De quel rire est-il question dans votre master-class ? Est-on du côté de Gargantua, de Bergson ?
Je n’utilise que mes expériences personnelles. J’ai toute la littérature sur le rire à la maison. Parfois, j’hésite, je lis… mais je ferme très vite Bergson et tous les autres parce que ça contamine ce que je fais. Le spectacle n’explique pas à proprement parler pourquoi et comment on rit. C’est un acte de tendresse pour un public : je le réveille, je le déséquilibre, je le rééquilibre…
C’est un spectacle qui part du corps et de son comportement. Il décrit la façon dont nous sommes sensibles aux phénomènes de déséquilibre, de décalage, dans nos rapports avec l’espace et dans nos rapports avec les autres.
Quel message voulez-vous faire passer à travers ce spectacle ?
Plusieurs messages peut-être, que je découvre avec le public. C’est un spectacle « source ouverte ». J’écoute les gens, j’introduis même des phrases que l’on me donne. Un des messages pourrait être : nous sommes tous un peu en état d’amnésie de notre corps et de ses possibilités spontanées lorsqu’on ne cherche pas l’exploit pour l’exploit mais pour le plaisir d’exister et de bouger.
Le spectacle propose comme une tentative de réconciliation de chacun avec son propre corps.
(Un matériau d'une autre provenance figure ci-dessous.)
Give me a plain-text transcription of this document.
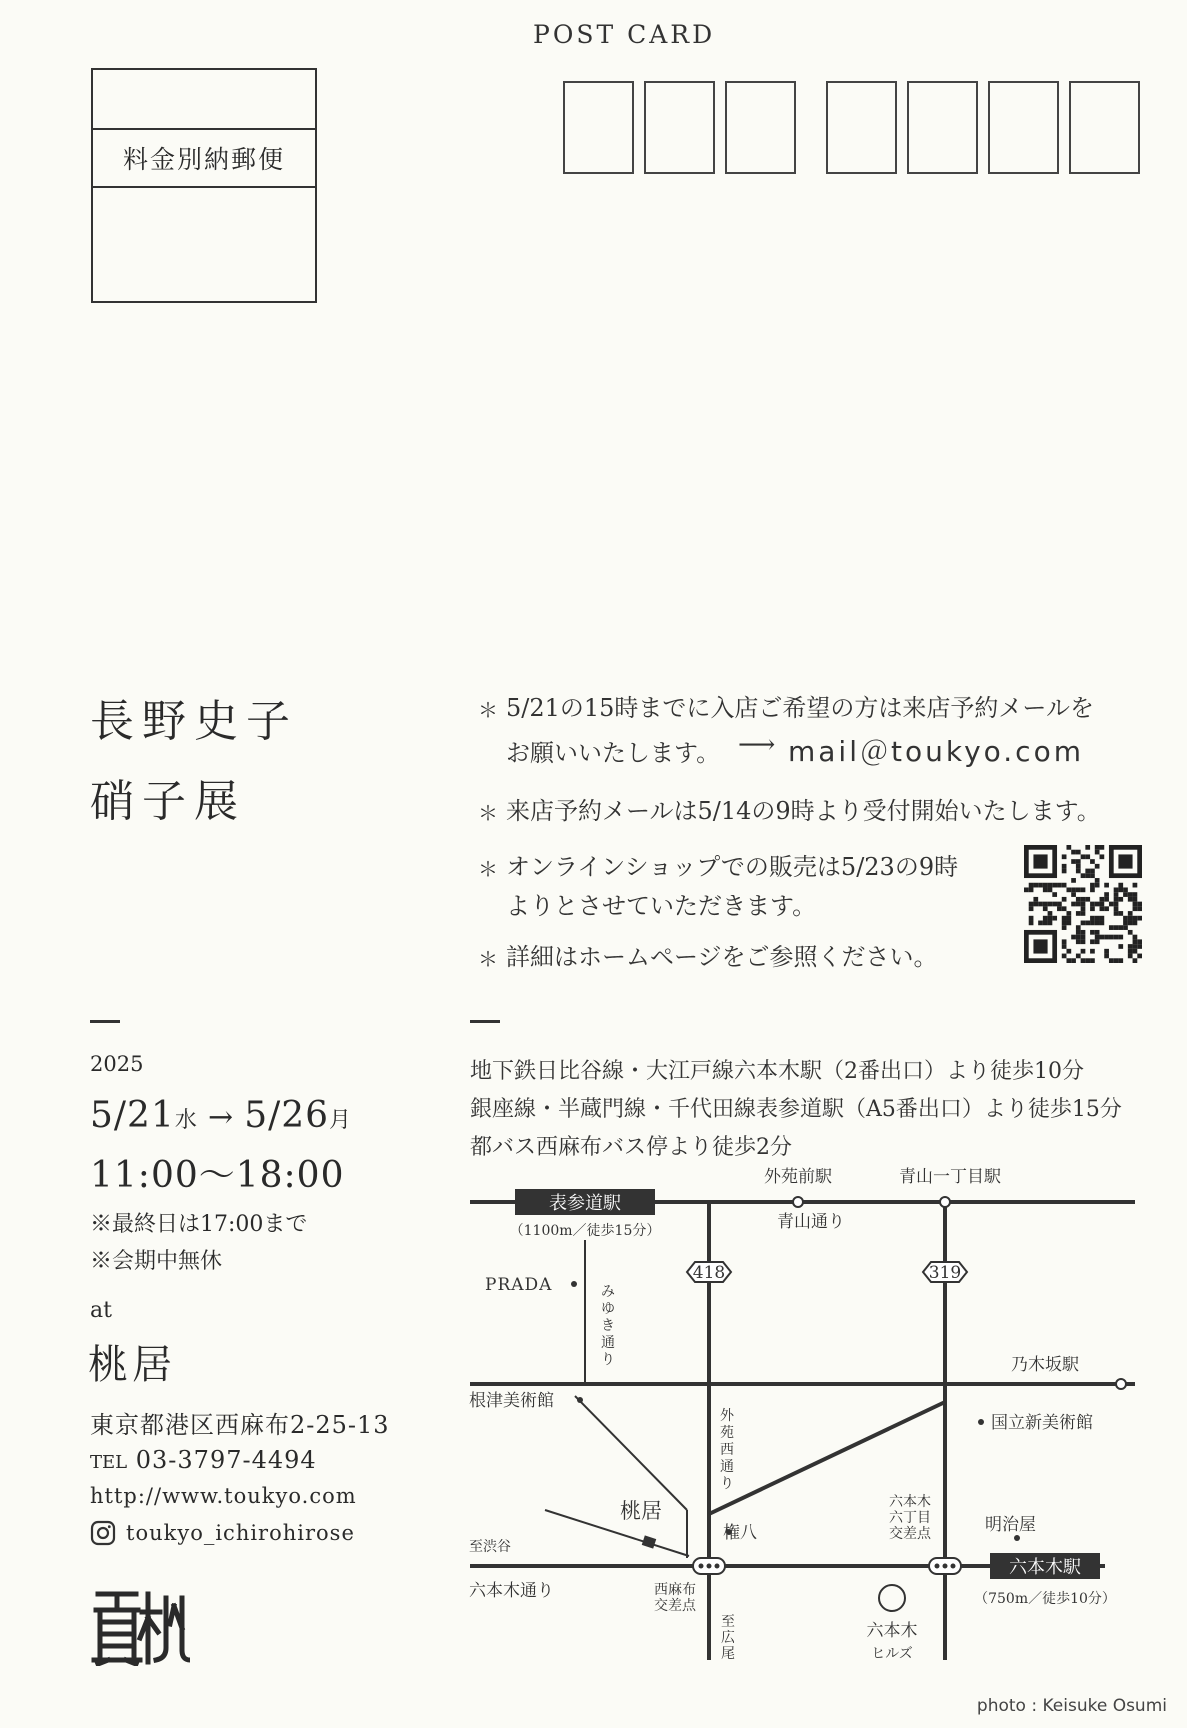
POST CARD
料金別納郵便
長野史子
硝子展
＊ 5/21の15時までに入店ご希望の方は来店予約メールを
お願いいたします。 ⟶ mail＠toukyo.com
＊ 来店予約メールは5/14の9時より受付開始いたします。
＊ オンラインショップでの販売は5/23の9時
よりとさせていただきます。
＊ 詳細はホームページをご参照ください。
2025
5/21水 → 5/26月
11:00〜18:00
※最終日は17:00まで
※会期中無休
at
桃居
東京都港区西麻布2-25-13
TEL 03-3797-4494
http://www.toukyo.com
toukyo_ichirohirose
地下鉄日比谷線・大江戸線六本木駅（2番出口）より徒歩10分
銀座線・半蔵門線・千代田線表参道駅（A5番出口）より徒歩15分
都バス西麻布バス停より徒歩2分
表参道駅
六本木駅
418	319
外苑前駅	青山一丁目駅
（1100m／徒歩15分）	青山通り
PRADA	み
ゆ
き
通
り	乃木坂駅
根津美術館
国立新美術館
外
苑
西
通
り
桃居
権八
六本木
六丁目
交差点	明治屋
至渋谷
六本木通り	西麻布
交差点
至
広
尾
六本木
ヒルズ
（750m／徒歩10分）
photo : Keisuke Osumi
Soyons contents d’être là, avec les autres, comme on est ! Avec des permanences : nous sommes verticaux, on a un poids, on a des sensations de compression dans les genoux et chacun danse avec ! — Propos recueillis par Marie-Hélène Bonafé
13 | Martigues, Théâtre des Salins, le 11/04, tél. 04 42 49 02 00, www.theatre-des-salins.fr
Repères
Jos Houben étudie la philosophie à Louvain puis se retrouve à l’école Lecoq à Paris, où il croise Simon Mac Burney avec qui il fonde le théâtre de Complicité à Londres. Après dix ans de tournées mondiales, il quitte la compagnie pour réaliser ses propres projets. Il se passionne pour le théâtre musical et travaille notamment avec Georges Aperghis et Mauricio Kagel. Il croise également la route de Peter Brook, une rencontre décisive dans son parcours. Devenu professeur à l’école Lecoq, où l’on étudie particulièrement le langage du corps au théâtre, il vit actuellement en France.